Mais les conséquences économiques se font encore attendre

- Les mesures pro­tec­tion­nistes adop­tées par les États‑Unis à par­tir de 2018 n’ont pas per­mis de réduire le défi­cit com­mer­cial amé­ri­cain qui attei­gnait 577 mil­liards de dol­lars fin 2019 (contre 484 mil­liards de dol­lars au début de son man­dat).

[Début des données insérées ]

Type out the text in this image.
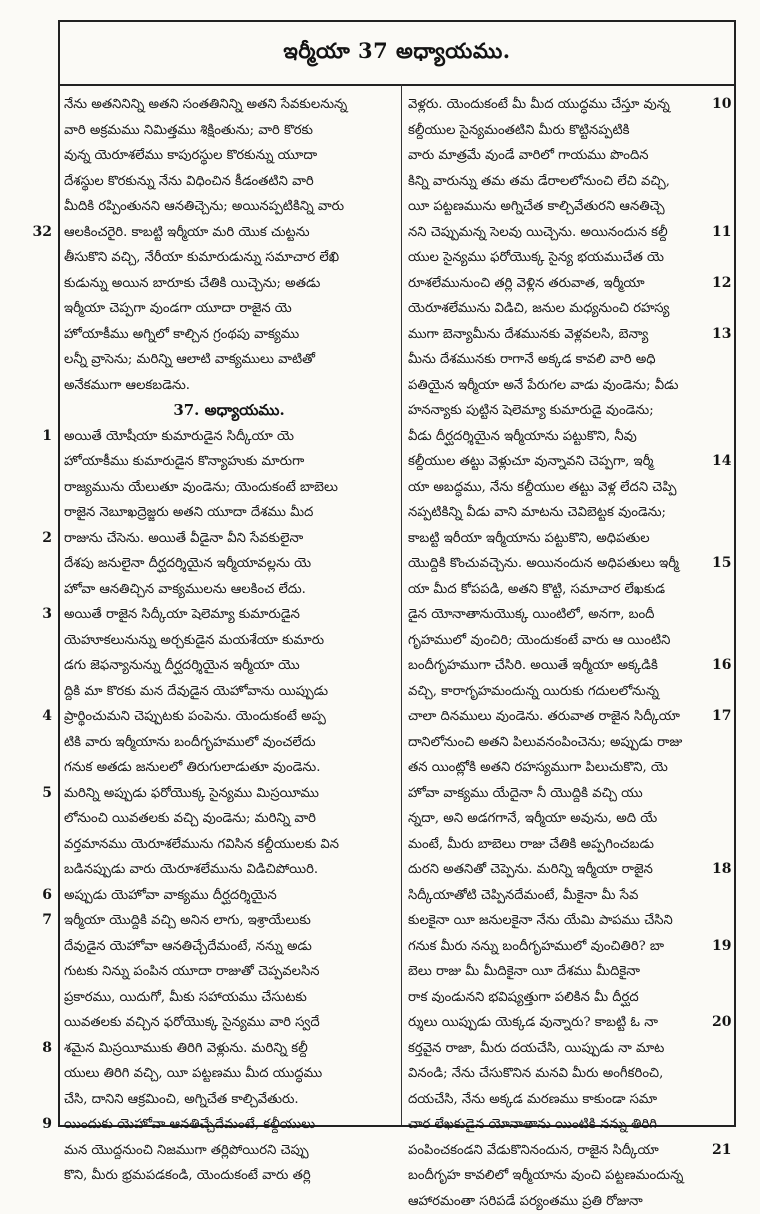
ఇర్మీయా 37 అధ్యాయము.
నేను అతనినిన్ని అతని సంతతినిన్ని అతని సేవకులనున్న
వారి అక్రమము నిమిత్తము శిక్షింతును; వారి కొరకు
వున్న యెరూశలేము కాపురస్థుల కొరకున్ను యూదా
దేశస్థుల కొరకున్ను నేను విధించిన కీడంతటిని వారి
మీదికి రప్పింతునని ఆనతిచ్చెను; అయినప్పటికిన్ని వారు
32 ఆలకించరైరి. కాబట్టి ఇర్మీయా మరి యొక చుట్టను
తీసుకొని వచ్చి, నేరీయా కుమారుడున్ను సమాచార లేఖి
కుడున్ను అయిన బారూకు చేతికి యిచ్చెను; అతడు
ఇర్మీయా చెప్పగా వుండగా యూదా రాజైన యె
హోయాకీము అగ్నిలో కాల్చిన గ్రంథపు వాక్యము
లన్నీ వ్రాసెను; మరిన్ని ఆలాటి వాక్యములు వాటితో
అనేకముగా ఆలకబడెను.
37. అధ్యాయము.
1 అయితే యోషీయా కుమారుడైన సిద్కీయా యె
హోయాకీము కుమారుడైన కొన్యాహుకు మారుగా
రాజ్యమును యేలుతూ వుండెను; యెందుకంటే బాబెలు
రాజైన నెబూఖద్రెజ్జరు అతని యూదా దేశము మీద
2 రాజును చేసెను. అయితే వీడైనా వీని సేవకులైనా
దేశపు జనులైనా దీర్ఘదర్శియైన ఇర్మీయావల్లను యె
హోవా ఆనతిచ్చిన వాక్యములను ఆలకించ లేదు.
3 అయితే రాజైన సిద్కీయా షెలెమ్యా కుమారుడైన
యెహూకలునున్ను అర్చకుడైన మయశేయా కుమారు
డగు జెఫన్యానున్ను దీర్ఘదర్శియైన ఇర్మీయా యొ
ద్దికి మా కొరకు మన దేవుడైన యెహోవాను యిప్పుడు
4 ప్రార్థించుమని చెప్పుటకు పంపెను. యెందుకంటే అప్ప
టికి వారు ఇర్మీయాను బందీగృహములో వుంచలేదు
గనుక అతడు జనులలో తిరుగులాడుతూ వుండెను.
5 మరిన్ని అప్పుడు ఫరోయొక్క సైన్యము మిస్రయీము
లోనుంచి యివతలకు వచ్చి వుండెను; మరిన్ని వారి
వర్తమానము యెరూశలేమును గవిసిన కల్దీయులకు విన
బడినప్పుడు వారు యెరూశలేమును విడిచిపోయిరి.
6 అప్పుడు యెహోవా వాక్యము దీర్ఘదర్శియైన
7 ఇర్మీయా యొద్దికి వచ్చి అనిన లాగు, ఇశ్రాయేలుకు
దేవుడైన యెహోవా ఆనతిచ్చేదేమంటే, నన్ను అడు
గుటకు నిన్ను పంపిన యూదా రాజుతో చెప్పవలసిన
ప్రకారము, యిదుగో, మీకు సహాయము చేసుటకు
యివతలకు వచ్చిన ఫరోయొక్క సైన్యము వారి స్వదే
8 శమైన మిస్రయీముకు తిరిగి వెళ్లును. మరిన్ని కల్దీ
యులు తిరిగి వచ్చి, యీ పట్టణము మీద యుద్ధము
చేసి, దానిని ఆక్రమించి, అగ్నిచేత కాల్చివేతురు.
9 యిందుకు యెహోవా ఆనతిచ్చేదేమంటే, కల్దీయులు
మన యొద్దనుంచి నిజముగా తర్లిపోయిరని చెప్పు
కొని, మీరు భ్రమపడకండి, యెందుకంటే వారు తర్లి
10
వెళ్లరు. యెందుకంటే మీ మీద యుద్ధము చేస్తూ వున్న
కల్దీయుల సైన్యమంతటిని మీరు కొట్టినప్పటికి
వారు మాత్రమే వుండే వారిలో గాయము పొందిన
కిన్ని వారున్ను తమ తమ డేరాలలోనుంచి లేచి వచ్చి,
యీ పట్టణమును అగ్నిచేత కాల్చివేతురని ఆనతిచ్చె
11
నని చెప్పుమన్న సెలవు యిచ్చెను. అయినందున కల్దీ
యుల సైన్యము ఫరోయొక్క సైన్య భయముచేత యె
12
రూశలేమునుంచి తర్లి వెళ్లిన తరువాత, ఇర్మీయా
యెరూశలేమును విడిచి, జనుల మధ్యనుంచి రహస్య
13
ముగా బెన్యామీను దేశమునకు వెళ్లవలసి, బెన్యా
మీను దేశమునకు రాగానే అక్కడ కావలి వారి అధి
పతియైన ఇర్మీయా అనే పేరుగల వాడు వుండెను; వీడు
హనన్యాకు పుట్టిన షెలెమ్యా కుమారుడై వుండెను;
వీడు దీర్ఘదర్శియైన ఇర్మీయాను పట్టుకొని, నీవు
14
కల్దీయుల తట్టు వెళ్లుచూ వున్నావని చెప్పగా, ఇర్మీ
యా అబద్ధము, నేను కల్దీయుల తట్టు వెళ్ల లేదని చెప్పి
నప్పటికిన్ని వీడు వాని మాటను చెవిబెట్టక వుండెను;
కాబట్టి ఇరీయా ఇర్మీయాను పట్టుకొని, అధిపతుల
15
యొద్దికి కొంచువచ్చెను. అయినందున అధిపతులు ఇర్మీ
యా మీద కోపపడి, అతని కొట్టి, సమాచార లేఖకుడ
డైన యోనాతానుయొక్క యింటిలో, అనగా, బందీ
గృహములో వుంచిరి; యెందుకంటే వారు ఆ యింటిని
16
బందీగృహముగా చేసిరి. అయితే ఇర్మీయా అక్కడికి
వచ్చి, కారాగృహమందున్న యిరుకు గదులలోనున్న
17
చాలా దినములు వుండెను. తరువాత రాజైన సిద్కీయా
దానిలోనుంచి అతని పిలువనంపించెను; అప్పుడు రాజు
తన యింట్లోకి అతని రహస్యముగా పిలుచుకొని, యె
హోవా వాక్యము యేదైనా నీ యొద్దికి వచ్చి యు
న్నదా, అని అడగగానే, ఇర్మీయా అవును, అది యే
మంటే, మీరు బాబెలు రాజు చేతికి అప్పగించబడు
18
దురని అతనితో చెప్పెను. మరిన్ని ఇర్మీయా రాజైన
సిద్కీయాతోటి చెప్పినదేమంటే, మీకైనా మీ సేవ
కులకైనా యీ జనులకైనా నేను యేమి పాపము చేసిని
19
గనుక మీరు నన్ను బందీగృహములో వుంచితిరి? బా
బెలు రాజు మీ మీదికైనా యీ దేశము మీదికైనా
రాక వుండునని భవిష్యత్తుగా పలికిన మీ దీర్ఘద
20
ర్శులు యిప్పుడు యెక్కడ వున్నారు? కాబట్టి ఓ నా
కర్తవైన రాజా, మీరు దయచేసి, యిప్పుడు నా మాట
వినండి; నేను చేసుకొనిన మనవి మీరు అంగీకరించి,
దయచేసి, నేను అక్కడ మరణము కాకుండా సమా
చార లేఖకుడైన యోనాతాను యింటికి నన్ను తిరిగి
21
పంపించకండని వేడుకొనినందున, రాజైన సిద్కీయా
బందీగృహ కావలిలో ఇర్మీయాను వుంచి పట్టణమందున్న
ఆహారమంతా సరిపడే పర్యంతము ప్రతి రోజునా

- Les droits de douane et les sanc­tions amé­ri­caines ont bien désor­ga­ni­sé les chaînes de valeur mon­diales (en par­ti­cu­lier dans l’industrie des semi‑conducteurs) mais ils n’ont pas per­mis d’initier à ce stade un véri­table mou­ve­ment de relo­ca­li­sa­tion indus­trielle aux États‑Unis. Selon une étude de la Chambre de com­merce amé­ri­caine en Chine, moins de 4 % des entre­prises amé­ri­caines pré­sentes dans le pays ont ini­tié la relo­ca­li­sa­tion d’une par­tie de leur pro­duc­tion aux États‑Unis.

 

Vers un monde plus multipolaire

Si l’érosion du mul­ti­la­té­ra­lisme a com­men­cé avant la pré­si­dence de Donald Trump, son man­dat mar­que­ra la tran­si­tion pro­gres­sive vers un monde plus mul­ti­po­laire. Le décou­plage avec la Chine implique une perte d’hégémonie amé­ri­caine, au pro­fit de blocs d’influence régio­nale, s’opposant au niveau inter­na­tio­nal. Dans ce contexte, l’Europe devra trou­ver sa place, par­ta­gée entre sa proxi­mi­té cultu­relle, finan­cière et mili­taire avec les États‑Unis et ses rela­tions com­mer­ciales pri­vi­lé­giées avec la Chine, comme l’illustre le revi­re­ment de cer­tains pays euro­péens s’agissant du déploie­ment sur leur ter­ri­toire de la 5G par le groupe chi­nois Hua­wei.